5月は、琥珀糖と共にやってきて、琥珀糖と共に過ぎ去っていきました。気づけば、緊急事態宣言も解除され、6月はもう目の前。

ゴールデンウィーク前後はお花と美術鑑賞をしにいくはずだったのに、まさかの自宅生活を送る羽目になり、実を言うとかなりやさぐれていました。諸事情により、3月まであまり身動き取れず、春が来るのが待ち遠しかったのです。

日差しは眩しく、萌ゆる緑は日に日に濃くなっていく。こんな最高の季節に、じっとしていられない性分で、仕事もカフェに出かけて作業するような私が自宅生活を送るなんて耐えられないかもしれないと思っていました。
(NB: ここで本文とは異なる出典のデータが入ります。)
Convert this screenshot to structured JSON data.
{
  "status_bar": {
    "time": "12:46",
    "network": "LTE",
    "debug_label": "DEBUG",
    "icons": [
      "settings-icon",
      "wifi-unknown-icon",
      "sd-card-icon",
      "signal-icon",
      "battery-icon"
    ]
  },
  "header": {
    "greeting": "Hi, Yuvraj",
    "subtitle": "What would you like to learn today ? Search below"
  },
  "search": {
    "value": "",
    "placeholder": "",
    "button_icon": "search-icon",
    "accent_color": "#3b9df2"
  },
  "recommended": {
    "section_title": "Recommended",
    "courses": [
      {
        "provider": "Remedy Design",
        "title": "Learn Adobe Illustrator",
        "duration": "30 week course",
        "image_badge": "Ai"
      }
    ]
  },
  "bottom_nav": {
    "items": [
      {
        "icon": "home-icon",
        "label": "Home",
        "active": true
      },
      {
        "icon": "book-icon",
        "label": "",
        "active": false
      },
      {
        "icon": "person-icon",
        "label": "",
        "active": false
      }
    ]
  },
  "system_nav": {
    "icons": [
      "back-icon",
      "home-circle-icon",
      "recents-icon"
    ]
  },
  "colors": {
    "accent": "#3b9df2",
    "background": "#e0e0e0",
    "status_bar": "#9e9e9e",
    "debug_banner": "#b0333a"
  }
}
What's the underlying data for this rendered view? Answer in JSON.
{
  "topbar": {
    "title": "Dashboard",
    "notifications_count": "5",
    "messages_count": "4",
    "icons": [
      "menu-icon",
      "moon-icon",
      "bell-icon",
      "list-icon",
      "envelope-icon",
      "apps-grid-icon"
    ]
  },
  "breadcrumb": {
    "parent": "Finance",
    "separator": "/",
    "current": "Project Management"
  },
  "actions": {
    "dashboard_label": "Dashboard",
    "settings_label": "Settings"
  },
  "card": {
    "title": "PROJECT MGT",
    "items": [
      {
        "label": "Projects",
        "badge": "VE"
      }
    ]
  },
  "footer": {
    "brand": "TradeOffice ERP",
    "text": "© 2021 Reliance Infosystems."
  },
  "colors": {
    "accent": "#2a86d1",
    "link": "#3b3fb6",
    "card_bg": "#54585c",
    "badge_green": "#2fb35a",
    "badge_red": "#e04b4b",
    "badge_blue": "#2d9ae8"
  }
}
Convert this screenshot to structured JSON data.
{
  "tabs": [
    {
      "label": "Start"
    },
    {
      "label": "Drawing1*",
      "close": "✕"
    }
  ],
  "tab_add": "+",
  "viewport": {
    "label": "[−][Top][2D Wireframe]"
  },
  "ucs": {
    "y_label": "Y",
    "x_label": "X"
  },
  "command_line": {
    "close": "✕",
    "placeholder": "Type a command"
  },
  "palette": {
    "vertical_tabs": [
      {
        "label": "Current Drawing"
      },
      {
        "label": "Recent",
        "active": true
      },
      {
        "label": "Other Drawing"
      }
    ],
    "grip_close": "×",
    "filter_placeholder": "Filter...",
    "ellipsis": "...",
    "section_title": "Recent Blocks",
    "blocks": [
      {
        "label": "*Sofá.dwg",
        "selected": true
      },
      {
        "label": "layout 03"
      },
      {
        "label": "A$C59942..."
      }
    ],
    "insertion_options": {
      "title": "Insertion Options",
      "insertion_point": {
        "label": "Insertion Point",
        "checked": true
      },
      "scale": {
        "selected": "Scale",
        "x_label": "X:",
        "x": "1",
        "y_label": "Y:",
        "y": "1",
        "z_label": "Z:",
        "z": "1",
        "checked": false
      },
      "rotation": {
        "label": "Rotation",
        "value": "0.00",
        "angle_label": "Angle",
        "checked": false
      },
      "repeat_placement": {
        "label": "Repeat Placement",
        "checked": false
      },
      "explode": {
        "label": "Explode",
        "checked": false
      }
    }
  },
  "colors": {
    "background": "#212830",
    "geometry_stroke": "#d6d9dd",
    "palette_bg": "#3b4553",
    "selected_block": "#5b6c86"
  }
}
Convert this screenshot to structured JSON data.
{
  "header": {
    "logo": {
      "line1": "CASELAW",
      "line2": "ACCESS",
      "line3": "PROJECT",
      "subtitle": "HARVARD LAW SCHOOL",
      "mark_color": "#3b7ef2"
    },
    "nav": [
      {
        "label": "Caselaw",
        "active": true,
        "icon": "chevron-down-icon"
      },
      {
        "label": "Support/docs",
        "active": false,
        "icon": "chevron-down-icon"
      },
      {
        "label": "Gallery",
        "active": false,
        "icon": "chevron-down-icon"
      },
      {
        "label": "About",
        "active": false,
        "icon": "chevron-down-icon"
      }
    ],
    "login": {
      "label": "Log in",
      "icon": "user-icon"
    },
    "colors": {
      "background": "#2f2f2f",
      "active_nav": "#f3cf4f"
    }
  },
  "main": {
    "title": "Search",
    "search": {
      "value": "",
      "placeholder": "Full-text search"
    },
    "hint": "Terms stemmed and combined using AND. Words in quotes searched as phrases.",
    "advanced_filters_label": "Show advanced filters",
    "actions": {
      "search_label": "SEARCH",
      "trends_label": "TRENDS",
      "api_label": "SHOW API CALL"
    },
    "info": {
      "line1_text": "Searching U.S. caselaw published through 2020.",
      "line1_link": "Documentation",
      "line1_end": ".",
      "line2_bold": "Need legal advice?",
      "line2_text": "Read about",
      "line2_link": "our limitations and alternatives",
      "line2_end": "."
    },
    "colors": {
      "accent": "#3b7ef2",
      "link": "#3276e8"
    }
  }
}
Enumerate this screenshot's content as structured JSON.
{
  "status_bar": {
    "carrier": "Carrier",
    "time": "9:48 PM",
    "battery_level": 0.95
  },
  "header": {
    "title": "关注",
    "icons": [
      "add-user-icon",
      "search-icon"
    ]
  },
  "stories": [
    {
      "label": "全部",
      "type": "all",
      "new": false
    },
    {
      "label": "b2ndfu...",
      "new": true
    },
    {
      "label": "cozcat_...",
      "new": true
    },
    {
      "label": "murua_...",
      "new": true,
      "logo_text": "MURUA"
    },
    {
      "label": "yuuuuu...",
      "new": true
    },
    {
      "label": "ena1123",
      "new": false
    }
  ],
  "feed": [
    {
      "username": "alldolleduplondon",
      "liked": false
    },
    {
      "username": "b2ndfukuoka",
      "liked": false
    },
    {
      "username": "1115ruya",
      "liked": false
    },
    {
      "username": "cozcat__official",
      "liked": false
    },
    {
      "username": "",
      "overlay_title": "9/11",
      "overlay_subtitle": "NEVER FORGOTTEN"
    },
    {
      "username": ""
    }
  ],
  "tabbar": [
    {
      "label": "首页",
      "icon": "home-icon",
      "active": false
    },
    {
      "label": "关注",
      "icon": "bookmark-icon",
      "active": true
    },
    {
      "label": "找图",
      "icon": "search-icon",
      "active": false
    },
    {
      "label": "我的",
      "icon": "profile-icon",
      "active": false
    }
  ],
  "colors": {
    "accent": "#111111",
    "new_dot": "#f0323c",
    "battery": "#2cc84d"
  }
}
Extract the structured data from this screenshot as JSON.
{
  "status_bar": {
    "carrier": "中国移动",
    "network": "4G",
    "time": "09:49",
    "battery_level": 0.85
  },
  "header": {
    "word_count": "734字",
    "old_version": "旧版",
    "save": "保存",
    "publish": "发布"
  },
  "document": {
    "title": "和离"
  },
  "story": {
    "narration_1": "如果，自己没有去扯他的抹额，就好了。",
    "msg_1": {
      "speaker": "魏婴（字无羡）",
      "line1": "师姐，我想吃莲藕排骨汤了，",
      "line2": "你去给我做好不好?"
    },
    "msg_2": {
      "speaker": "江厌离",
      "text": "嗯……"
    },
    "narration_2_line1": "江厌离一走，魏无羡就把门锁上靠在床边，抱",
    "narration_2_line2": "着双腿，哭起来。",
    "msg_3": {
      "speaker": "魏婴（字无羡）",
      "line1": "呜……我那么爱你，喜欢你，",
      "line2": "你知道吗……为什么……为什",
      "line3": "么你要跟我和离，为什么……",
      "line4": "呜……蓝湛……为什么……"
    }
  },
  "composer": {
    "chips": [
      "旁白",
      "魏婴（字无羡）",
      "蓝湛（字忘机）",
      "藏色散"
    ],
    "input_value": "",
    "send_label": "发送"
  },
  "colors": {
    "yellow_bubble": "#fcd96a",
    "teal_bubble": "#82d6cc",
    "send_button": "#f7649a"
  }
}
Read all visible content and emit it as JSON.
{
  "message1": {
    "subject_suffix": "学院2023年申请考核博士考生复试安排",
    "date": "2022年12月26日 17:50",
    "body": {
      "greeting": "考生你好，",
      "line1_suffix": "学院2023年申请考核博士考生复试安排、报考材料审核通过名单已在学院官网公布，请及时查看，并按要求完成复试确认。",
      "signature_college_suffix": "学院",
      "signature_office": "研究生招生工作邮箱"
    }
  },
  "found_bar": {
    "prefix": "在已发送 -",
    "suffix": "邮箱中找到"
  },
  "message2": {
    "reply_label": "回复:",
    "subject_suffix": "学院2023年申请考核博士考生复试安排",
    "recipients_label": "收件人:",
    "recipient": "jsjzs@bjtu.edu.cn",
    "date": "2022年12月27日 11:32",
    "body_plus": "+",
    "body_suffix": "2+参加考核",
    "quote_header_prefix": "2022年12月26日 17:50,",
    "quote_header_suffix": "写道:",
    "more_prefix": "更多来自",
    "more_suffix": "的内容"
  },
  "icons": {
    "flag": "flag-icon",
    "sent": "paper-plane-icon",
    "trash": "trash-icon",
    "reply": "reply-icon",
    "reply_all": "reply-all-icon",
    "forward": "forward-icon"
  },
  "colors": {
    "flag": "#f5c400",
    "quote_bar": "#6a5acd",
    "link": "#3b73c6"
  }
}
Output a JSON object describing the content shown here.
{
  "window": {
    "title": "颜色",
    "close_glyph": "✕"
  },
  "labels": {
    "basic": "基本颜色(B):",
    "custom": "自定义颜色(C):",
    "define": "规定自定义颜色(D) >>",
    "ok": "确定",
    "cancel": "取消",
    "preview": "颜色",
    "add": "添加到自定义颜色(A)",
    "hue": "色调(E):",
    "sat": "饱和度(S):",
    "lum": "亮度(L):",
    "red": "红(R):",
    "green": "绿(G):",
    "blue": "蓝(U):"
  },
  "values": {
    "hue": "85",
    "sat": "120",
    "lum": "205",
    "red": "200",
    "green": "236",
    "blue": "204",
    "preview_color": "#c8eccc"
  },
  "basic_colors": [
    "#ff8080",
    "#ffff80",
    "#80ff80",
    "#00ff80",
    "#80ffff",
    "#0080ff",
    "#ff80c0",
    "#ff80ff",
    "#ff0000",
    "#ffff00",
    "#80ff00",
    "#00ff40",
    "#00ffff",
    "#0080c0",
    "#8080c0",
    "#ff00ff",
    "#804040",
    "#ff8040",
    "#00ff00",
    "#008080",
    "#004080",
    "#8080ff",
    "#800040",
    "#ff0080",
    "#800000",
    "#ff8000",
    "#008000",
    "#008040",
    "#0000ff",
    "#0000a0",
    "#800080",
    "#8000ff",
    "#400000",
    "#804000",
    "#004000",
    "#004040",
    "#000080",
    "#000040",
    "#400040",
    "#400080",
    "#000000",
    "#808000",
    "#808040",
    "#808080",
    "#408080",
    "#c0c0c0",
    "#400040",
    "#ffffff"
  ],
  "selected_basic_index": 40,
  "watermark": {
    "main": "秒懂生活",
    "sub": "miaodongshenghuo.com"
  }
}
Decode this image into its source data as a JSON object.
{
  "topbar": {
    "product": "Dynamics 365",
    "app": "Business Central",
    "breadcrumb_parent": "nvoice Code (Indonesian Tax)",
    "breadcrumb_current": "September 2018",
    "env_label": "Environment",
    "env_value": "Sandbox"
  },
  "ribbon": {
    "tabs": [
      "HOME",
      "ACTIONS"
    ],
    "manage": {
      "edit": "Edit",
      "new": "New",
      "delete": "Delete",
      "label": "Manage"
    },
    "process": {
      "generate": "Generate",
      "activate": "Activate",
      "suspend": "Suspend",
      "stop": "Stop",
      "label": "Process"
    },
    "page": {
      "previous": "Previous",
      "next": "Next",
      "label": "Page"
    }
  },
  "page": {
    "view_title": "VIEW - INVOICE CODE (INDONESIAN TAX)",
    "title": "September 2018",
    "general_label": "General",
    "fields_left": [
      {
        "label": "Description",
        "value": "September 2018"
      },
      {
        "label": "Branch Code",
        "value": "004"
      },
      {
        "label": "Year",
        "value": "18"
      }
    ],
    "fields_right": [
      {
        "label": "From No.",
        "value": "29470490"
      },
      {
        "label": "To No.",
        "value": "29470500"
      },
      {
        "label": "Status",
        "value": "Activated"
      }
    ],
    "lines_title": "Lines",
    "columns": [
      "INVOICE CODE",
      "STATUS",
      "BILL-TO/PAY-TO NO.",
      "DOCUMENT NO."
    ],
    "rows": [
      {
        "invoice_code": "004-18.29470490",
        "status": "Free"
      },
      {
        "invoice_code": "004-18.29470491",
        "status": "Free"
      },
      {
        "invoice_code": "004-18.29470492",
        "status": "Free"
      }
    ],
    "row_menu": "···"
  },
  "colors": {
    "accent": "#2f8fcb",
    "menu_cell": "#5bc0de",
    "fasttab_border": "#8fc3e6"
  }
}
でも、そんな私に5月の間寄り添ってくれたのが琥珀糖です。イケメンや美少女のセリフ(+日本文化の記事)を書いて過ごすだけの日々に、潤いを与えてくれました。ちょっと頭を使いすぎて糖分が欲しいとき、ふと目を向ければそこに琥珀糖がある。もう、最高です。

自宅に生ハムの原木があると思うと強くなれるという人を以前見かけましたが、私にとってそれが琥珀糖でした。いつでも(乾燥していなくても)そこに琥珀糖があって食べられるという安心感がどれだけのものか。
そういうわけで、私にとって5月は琥珀糖の月。